Sensors and Sensor Objects lists all the sensor objects.
-
For the duration of a predefined period, each sensor is sampled every 30 seconds; samples below the base value are discarded. By default there are 63 weekly periods (nine per day), but you can configure your own weekly, monthly, quarterly, or yearly periods. Periods lists the default periods.
-
For a given sensor, unless the notification thresholds are set as absolute values, Health Monitor evaluates the sensor readings based on a chart. If the necessary chart for the current period does not exist, Health Monitor places the sensor in analysis mode to generate the chart.
You can edit or create a chart to calibrate how Health Monitor evaluates sensor readings. For more information, see Charts.
-
If a sensor is not in analysis mode, it is in monitoring mode. In monitoring mode, sensor readings are evaluated by the appropriate subscriber class.
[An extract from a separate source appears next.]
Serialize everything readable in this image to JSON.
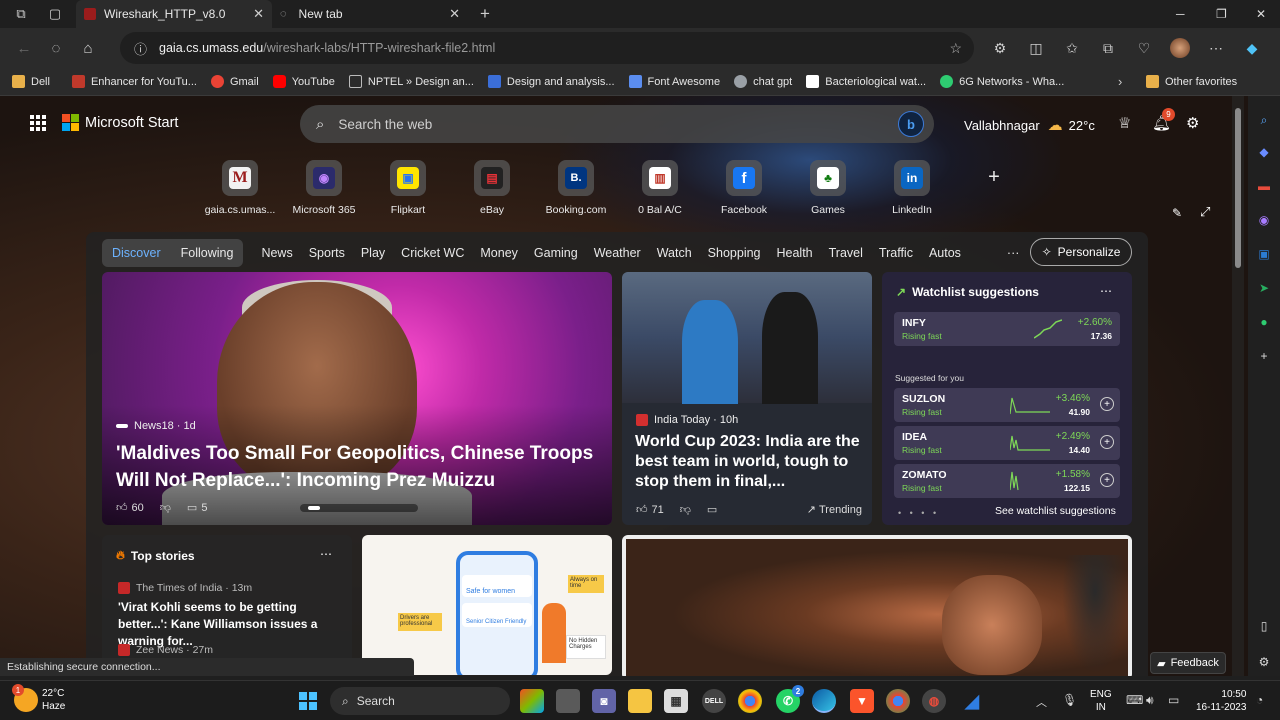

To ensure that notifications are not triggered by transient abnormal samples, every six sample values are averaged together to generate one reading every three minutes, and it is these readings that are evaluated.
-
When a sequence of readings meets the criteria for a notification (as described in Notification Rules), the subscriber class generates an alert or a warning by passing a notification containing text and a severity code to the system notifier, SYS.Monitor.SystemNotifyOpens in a new tab.
Note:Because no chart is required to evaluate readings from sensors whose sensor objects have maximum and warning values specified, evaluation of these sensor readings and posting of any resulting notifications is handled by the SYS.Monitor.SystemSubscriber subscriber class, rather than the SYS.Monitor.Health.Control subscriber class (see Default System Monitor Components). As a result, notifications for these sensors are generated even when Health Monitor is not enabled, as long as System Monitor is running.
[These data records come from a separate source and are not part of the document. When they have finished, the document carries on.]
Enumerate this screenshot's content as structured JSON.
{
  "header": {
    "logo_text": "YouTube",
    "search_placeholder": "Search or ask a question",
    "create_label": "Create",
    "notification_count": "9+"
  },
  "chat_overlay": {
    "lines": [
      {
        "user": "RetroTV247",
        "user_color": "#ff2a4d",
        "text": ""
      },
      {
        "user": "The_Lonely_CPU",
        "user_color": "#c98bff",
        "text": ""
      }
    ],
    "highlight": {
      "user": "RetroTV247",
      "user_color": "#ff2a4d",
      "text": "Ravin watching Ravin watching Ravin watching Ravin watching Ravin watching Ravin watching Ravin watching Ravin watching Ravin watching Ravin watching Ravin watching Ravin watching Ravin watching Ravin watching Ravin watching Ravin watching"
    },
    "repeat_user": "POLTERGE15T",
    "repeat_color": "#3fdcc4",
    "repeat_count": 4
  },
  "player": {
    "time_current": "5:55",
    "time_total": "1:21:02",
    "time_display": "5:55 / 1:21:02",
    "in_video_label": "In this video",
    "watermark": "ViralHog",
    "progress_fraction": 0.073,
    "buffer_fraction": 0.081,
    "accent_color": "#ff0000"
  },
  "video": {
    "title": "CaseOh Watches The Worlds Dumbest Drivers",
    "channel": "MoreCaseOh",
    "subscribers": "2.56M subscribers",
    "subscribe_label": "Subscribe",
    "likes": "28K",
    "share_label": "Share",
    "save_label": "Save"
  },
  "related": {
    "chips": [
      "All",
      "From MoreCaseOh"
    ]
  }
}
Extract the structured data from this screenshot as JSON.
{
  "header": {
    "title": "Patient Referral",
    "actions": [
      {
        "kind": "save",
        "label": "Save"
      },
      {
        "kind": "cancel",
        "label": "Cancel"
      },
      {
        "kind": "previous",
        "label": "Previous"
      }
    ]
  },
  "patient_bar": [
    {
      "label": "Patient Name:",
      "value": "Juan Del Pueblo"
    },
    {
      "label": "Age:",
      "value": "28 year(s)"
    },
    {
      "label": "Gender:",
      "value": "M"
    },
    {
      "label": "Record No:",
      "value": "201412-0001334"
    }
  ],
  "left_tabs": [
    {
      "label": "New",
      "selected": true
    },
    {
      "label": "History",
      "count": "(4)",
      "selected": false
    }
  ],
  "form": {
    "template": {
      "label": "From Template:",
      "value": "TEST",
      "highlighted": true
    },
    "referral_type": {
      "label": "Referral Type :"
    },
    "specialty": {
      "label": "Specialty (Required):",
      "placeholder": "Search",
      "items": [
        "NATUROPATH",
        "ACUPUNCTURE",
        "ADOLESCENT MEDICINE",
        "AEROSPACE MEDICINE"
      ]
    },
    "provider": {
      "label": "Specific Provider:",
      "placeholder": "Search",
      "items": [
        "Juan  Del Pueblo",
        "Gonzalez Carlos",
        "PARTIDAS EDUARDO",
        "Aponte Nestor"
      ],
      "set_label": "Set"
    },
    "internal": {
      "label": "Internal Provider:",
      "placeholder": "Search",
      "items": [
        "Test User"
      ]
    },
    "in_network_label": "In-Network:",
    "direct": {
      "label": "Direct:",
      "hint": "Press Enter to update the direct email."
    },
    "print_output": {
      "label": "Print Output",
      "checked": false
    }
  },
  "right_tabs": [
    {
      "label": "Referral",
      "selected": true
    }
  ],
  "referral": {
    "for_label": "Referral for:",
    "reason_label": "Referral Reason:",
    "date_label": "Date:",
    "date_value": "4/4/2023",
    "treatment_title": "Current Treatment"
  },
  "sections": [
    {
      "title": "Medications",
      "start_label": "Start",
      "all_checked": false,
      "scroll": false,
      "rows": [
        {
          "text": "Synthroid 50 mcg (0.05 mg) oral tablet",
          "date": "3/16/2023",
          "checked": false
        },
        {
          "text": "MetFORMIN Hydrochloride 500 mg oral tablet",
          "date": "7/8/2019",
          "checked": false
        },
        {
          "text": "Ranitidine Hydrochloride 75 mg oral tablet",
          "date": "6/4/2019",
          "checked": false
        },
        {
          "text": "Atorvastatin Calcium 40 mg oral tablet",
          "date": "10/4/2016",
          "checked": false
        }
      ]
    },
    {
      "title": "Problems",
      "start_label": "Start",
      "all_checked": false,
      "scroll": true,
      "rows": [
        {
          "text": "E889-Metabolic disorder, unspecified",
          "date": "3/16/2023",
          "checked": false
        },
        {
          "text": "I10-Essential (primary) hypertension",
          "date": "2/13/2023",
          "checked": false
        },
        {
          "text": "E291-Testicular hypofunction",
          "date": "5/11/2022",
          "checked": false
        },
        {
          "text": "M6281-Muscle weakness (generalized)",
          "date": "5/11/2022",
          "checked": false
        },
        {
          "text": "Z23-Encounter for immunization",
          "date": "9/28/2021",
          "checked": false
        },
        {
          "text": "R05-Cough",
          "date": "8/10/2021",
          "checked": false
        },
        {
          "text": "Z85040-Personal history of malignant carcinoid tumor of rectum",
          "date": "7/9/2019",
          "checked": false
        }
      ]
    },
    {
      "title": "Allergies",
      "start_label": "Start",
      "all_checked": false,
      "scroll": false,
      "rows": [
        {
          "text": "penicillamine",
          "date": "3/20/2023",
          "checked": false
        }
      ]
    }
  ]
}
If you want to generate notifications using absolute values for some sensors but using multipliers for others—for example, using absolute values for DBLatency sensors for some databases but multipliers for others—you can do so by setting multipliers in the sensor object and manually creating charts for those for which you want to use absolute values; see Editing a Chart for more information.
Sensors and Sensor Objects
A Health Monitor sensor object represents one of the sensors in SYS.Monitor.SystemSensors. Each sensor object must provide a base value, and can optionally provide a maximum (alert) threshold and a warnings threshold (either as absolute values or multipliers); see Notification Rules for information about how these values are used in evaluating sensor readings. The Health Monitor sensor objects are shown with their default parameters in the following table.
Some sensors represent an overall metric for the InterSystems IRIS instance. These are the sensors which, in the following table, have no value listed in the Sensor Item column. For example, the LicensePercentUsed sensor samples the percentage of the instance’s authorized license units that are currently in use, while the JournalGrowthRate sensor samples the amount of data (in KB per minute) written to the instance’s journal files.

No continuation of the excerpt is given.